Os contratos agrários de arrendamento e parceria rural foram implementados pela Lei n° 4.504/1964, denominada Estatuto da Terra, sancionada pelo então Presidente Castelo Branco, com o objetivo de responder aos anseios sociais do campo. Posteriormente, sobreveio o Decreto n° 59.566/1966 para regulamentar algumas disposições do Estatuto. Com intenso dirigismo estatal na relação entre as partes, somado a um olhar social-protecionista, foram instituídas cláusulas a respeito do objeto, prazo, preço e algumas limitações, objetivando a proteção das partes vulneráveis, quais sejam, o arrendatário e o parceiro-outorgado, de modo que as partes fragilizadas do negócio jurídico (vulnus), ficam protegidas pelas amarras deste microssistema. As principais benesses do Estatuto da Terra e do Decreto regulamentador são: a obrigatoriedade de fixação do preço em pecúnia, a necessidade de observância dos prazos mínimos e o direito de preferência.

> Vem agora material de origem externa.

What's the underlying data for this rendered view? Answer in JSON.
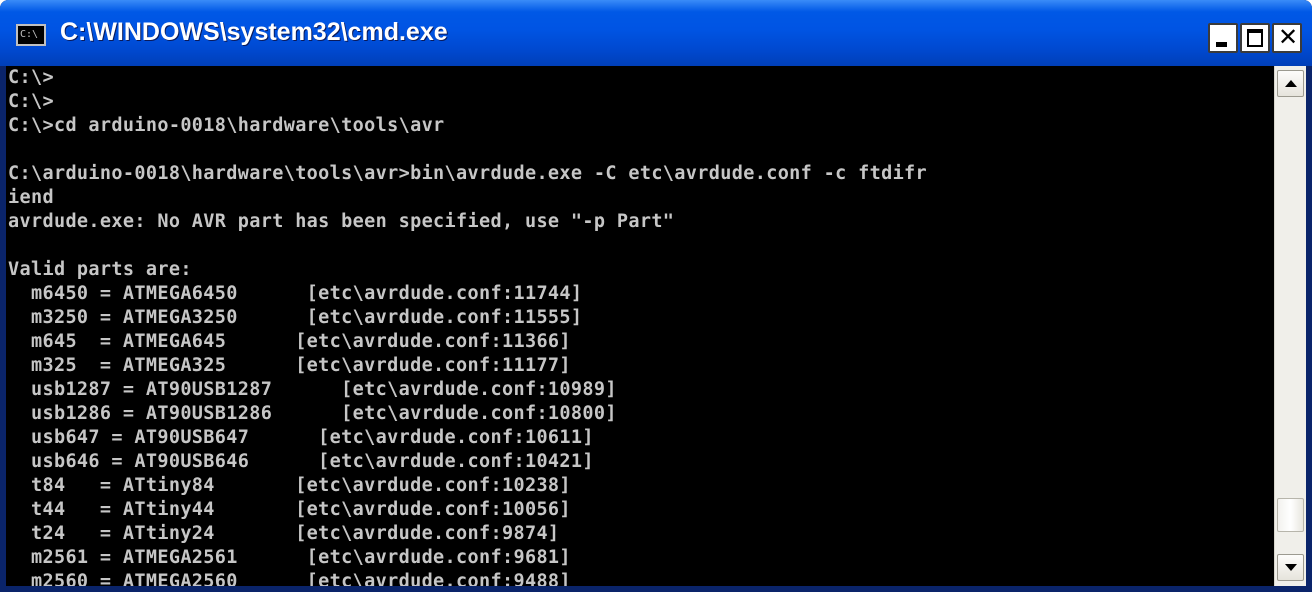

Após mais de meio século da promulgação do Estatuto da Terra, em pleno Século XXI, com toda a evolução social, econômica, comercial, jurídica e tecnológica, o mundo e as relações evoluíram. Atualmente o arrendatário e o parceiro-outorgado não representam necessariamente a parte vulnerável do contrato, por vezes são as partes que mais detêm condições socioeconômicas na relação, vide os grandes players do setor, tais como as grandes empresas rurais, poderosos frigoríficos de bovinos e usinas de açúcar e álcool, que operam no setor e comumente figuram nestas modalidades contratuais.

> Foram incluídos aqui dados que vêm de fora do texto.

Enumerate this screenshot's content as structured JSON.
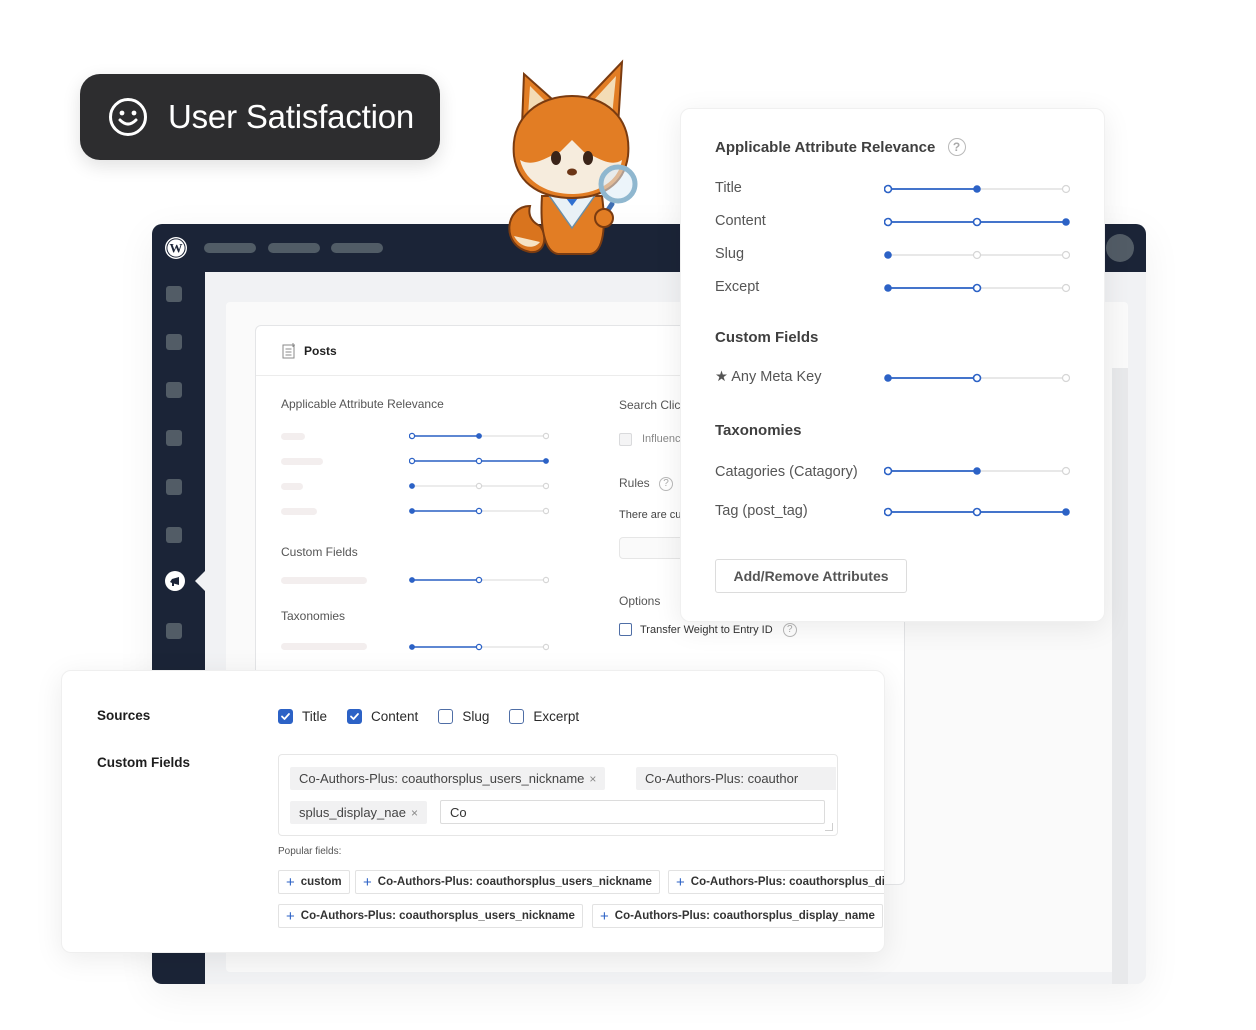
{
  "badge": {
    "label": "User Satisfaction",
    "icon": "smiley-face-icon"
  },
  "mascot": {
    "name": "fox-mascot-with-magnifier"
  },
  "wp_admin": {
    "logo": "wordpress-logo-icon",
    "active_menu_icon": "megaphone-icon"
  },
  "posts_card": {
    "title": "Posts",
    "icon": "document-icon",
    "relevance_title": "Applicable Attribute Relevance",
    "custom_fields_title": "Custom Fields",
    "taxonomies_title": "Taxonomies",
    "sliders": [
      {
        "value": 2,
        "max": 3,
        "track_to": 2
      },
      {
        "value": 3,
        "max": 3,
        "track_to": 3
      },
      {
        "value": 1,
        "max": 3,
        "track_to": 1
      },
      {
        "value": 1,
        "max": 3,
        "track_to": 2
      },
      {
        "value": 1,
        "max": 3,
        "track_to": 2
      },
      {
        "value": 1,
        "max": 3,
        "track_to": 2
      }
    ],
    "search_clicks_label": "Search Clic",
    "influence_label": "Influenc",
    "rules_label": "Rules",
    "rules_text": "There are cu",
    "options_label": "Options",
    "transfer_weight_label": "Transfer Weight to Entry ID"
  },
  "relevance_panel": {
    "title": "Applicable Attribute Relevance",
    "attributes": [
      {
        "label": "Title",
        "value": 2,
        "track_to": 2
      },
      {
        "label": "Content",
        "value": 3,
        "track_to": 3
      },
      {
        "label": "Slug",
        "value": 1,
        "track_to": 1
      },
      {
        "label": "Except",
        "value": 1,
        "track_to": 2
      }
    ],
    "custom_fields_title": "Custom Fields",
    "custom_fields": [
      {
        "label": "★ Any Meta Key",
        "value": 1,
        "track_to": 2
      }
    ],
    "taxonomies_title": "Taxonomies",
    "taxonomies": [
      {
        "label": "Catagories (Catagory)",
        "value": 2,
        "track_to": 2
      },
      {
        "label": "Tag (post_tag)",
        "value": 3,
        "track_to": 3
      }
    ],
    "add_remove_button": "Add/Remove Attributes",
    "accent_color": "#2c62c6"
  },
  "sources_panel": {
    "sources_label": "Sources",
    "sources": [
      {
        "label": "Title",
        "checked": true
      },
      {
        "label": "Content",
        "checked": true
      },
      {
        "label": "Slug",
        "checked": false
      },
      {
        "label": "Excerpt",
        "checked": false
      }
    ],
    "custom_fields_label": "Custom Fields",
    "selected_tags": [
      "Co-Authors-Plus: coauthorsplus_users_nickname",
      "Co-Authors-Plus: coauthor",
      "splus_display_nae"
    ],
    "tag_input_value": "Co",
    "popular_label": "Popular fields:",
    "popular_fields": [
      "custom",
      "Co-Authors-Plus: coauthorsplus_users_nickname",
      "Co-Authors-Plus: coauthorsplus_di",
      "Co-Authors-Plus: coauthorsplus_users_nickname",
      "Co-Authors-Plus: coauthorsplus_display_name"
    ]
  }
}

Bassanelli já verificou, em 1948, em La crisi del contrato agrario, a necessidade de melhor regulamentação em razão da restrição da autonomia privada no âmbito do contrato agrário. Bem vistas as coisas, quando não há atualização da legislação, havendo descompasso entre os fatos atuais e as normas, as respostas ficam a cargo do Poder Judiciário, através da interpretação da legislação, neste caso, a infraconstitucional, cuja incumbência é do Superior Tribunal de Justiça (STJ) por meio – segundo Larenz – dos precedentes judiciais como desenvolvimento do Direito. Cumpre informar que houve uma reforma da legislação em 2007, porém, não refletiu os anseios esperados.

A crise dos contratos agrários ocorre quando as próprias partes querem fixar o preço em produto, de acordo com os costumes locais, afastar os prazos mínimos e/ou o direito de preferência conforme o modelo de negócio, evitando a subutilização da terra em detrimento do princípio da função social da propriedade, pactuando conforme a sua autonomia privada, porém, a legislação não permite.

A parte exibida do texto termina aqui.